Off-brand Donald loses in Trump Country

Last night, the Republican Party avoided a massive potential embarrassment thanks to Don Blankenship’s resounding defeat in the West Virginia Senate primary. Despite Blankenship’s claims that he was “Trumpier than Trump,” he finished a distant third in the Republican primary in the country’s Trumpiest state. And that’s great news for Republicans who are eyeing the Senate as a potential bright spot in the 2018 midterm elections.

There have been many pretenders to the Trumpist throne in the last eighteen months. Roy Moore received the blessing of Steve Bannon and attempted to overcome credible allegations of sexual activity with minors by turning up the Trump-style anti-establishment rage machine to maximum power. He failed. In Pennsylvania’s 18th Congressional District, Rick Saccone’s claim that he was “Trump before Trump was Trump” did not yield Trump-like results in his Pittsburgh-area district.

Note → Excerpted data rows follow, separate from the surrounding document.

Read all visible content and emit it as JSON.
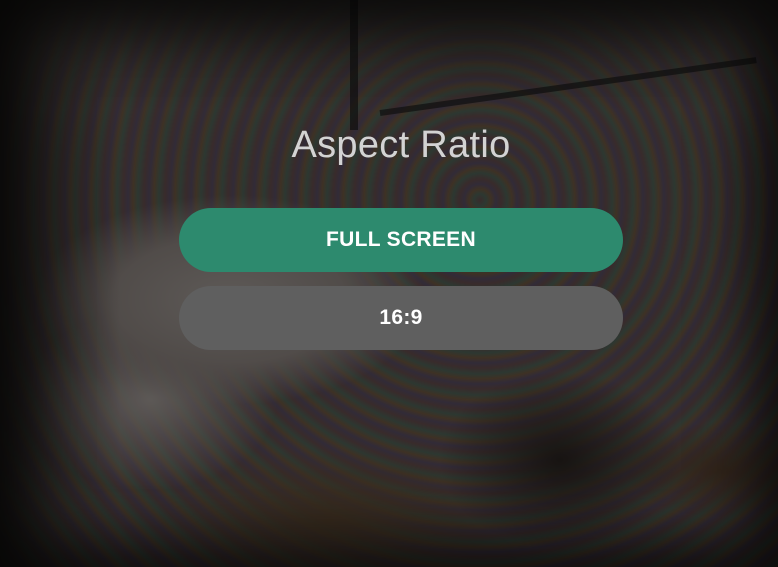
{
  "dialog": {
    "title": "Aspect Ratio",
    "options": [
      {
        "label": "FULL SCREEN",
        "selected": true,
        "color": "#2d8a6e"
      },
      {
        "label": "16:9",
        "selected": false,
        "color": "#5f5f5f"
      }
    ]
  },
  "colors": {
    "accent": "#2d8a6e",
    "unselected": "#5f5f5f",
    "title_text": "#d3d3d3"
  }
}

And now, Don Blankenship is yet another example of the non-transferability of Trump’s appeal, and the futility of trying to out-Trump Trump.

West Virginia is one of the ten states where a Democratic Senate seat is up for grabs on Trump turf. Though incumbent Democratic Sen. Joe Manchin has tried to cozy up to the President, it remains a ripe target for Republicans eager to hang onto or expand their Senate majority. And with questionable races emerging for GOP-held seats in Arizona and Tennessee, it is places like West Virginia where Trump may be more a benefit than a detriment to Republicans on the ballot. Nonetheless, a candidate like Don Blankenship could have effectively given Manchin safe passage to re-election and set Republicans up for yet another protracted round of Roy Moore-esque embarrassments.

But if West Virginia is Trump Country, how could a candidate who claims to be “Trumpier than Trump” fail in a Republican primary? Put simply, Republicans voters may like Trump, but a deeply flawed knock-off won’t cut it.

One of the things that mystified political consultants about Trump’s rise and victory in 2016 was the ways in which troubling attributes that would have disqualified anyone else simply didn’t hurt him. Negatives weren’t just neutralized or dismissed, the way a normal campaign would try to manage them. They became the very backbone of his appeal. His business record could be scrutinized, but bankruptcies and debt were instead held up by supporters as proof of his business acumen.

He kicked off his campaign insulting captured POWs and nonetheless became branded as the candidate who cared most about the vets. He was the candidate whose name-brand ties were literally made in China, and yet was viewed by supporters as the one most likely to be tough on trade and outsourcing.

He became the candidate of the little guy in rural America, all from a massive gilded apartment atop a tower in Manhattan.

Sorry, dear reader, but though the normal rules of politics did not always apply to Donald Trump in the last election, they still probably apply to you.

Don Blankenship sure tried to defy them. Blankenship surged into the national news media in recent weeks with a series of ads that were jaw-dropping, even given the current standards of our political discourse. Even as someone well aware of absurdity that is possible in campaign advertising (I always enjoy introducing political neophytes to the glories of “Demon Sheep“), it took me many viewings to absorb that Blankenship’s ads were neither a prank nor outtakes from a Christopher Guest film. “I will beat Joe Manchin, and Ditch Cocaine Mitch, for the sake of the kids,” said Blankenship at the conclusion of one ad, trying to swipe a Trump tactic of assigning an enemy — in this case, Senate Majority Leader Mitch McConnell — a cutesy insulting nickname.

Blankenship’s strategy tried to take a “turn your negatives into positives” game plan to an unbelievable extreme. It’s one thing to run on a message of being tough on China when you do manufacture goods there, it’s another to engage in flagrantly racist anti-China attacks on a prominent politician’s family, especially when your own fiancee is of the same heritage. It’s one thing to run as the champion of coal miners when you’re a rich New Yorker, it’s another when you got rich off a mining operation where 29 miners were killed, an incident that led, by a winding road, to your conviction.

There was a brief time when it seemed Blankenship was surging in the polls, but a well-timed tweet from President Trump on the eve of election day made clear there would be limits to how much Blankenship could claim to be the true heir to the Trump message. (If there’s one thing President Trump has shown time and again, it’s that he has no appetite for others taking credit for Trumpism.) But as Republicans across the country head into primary season and assume that the path to victory is to put on as outrageous a Trump costume as possible: beware.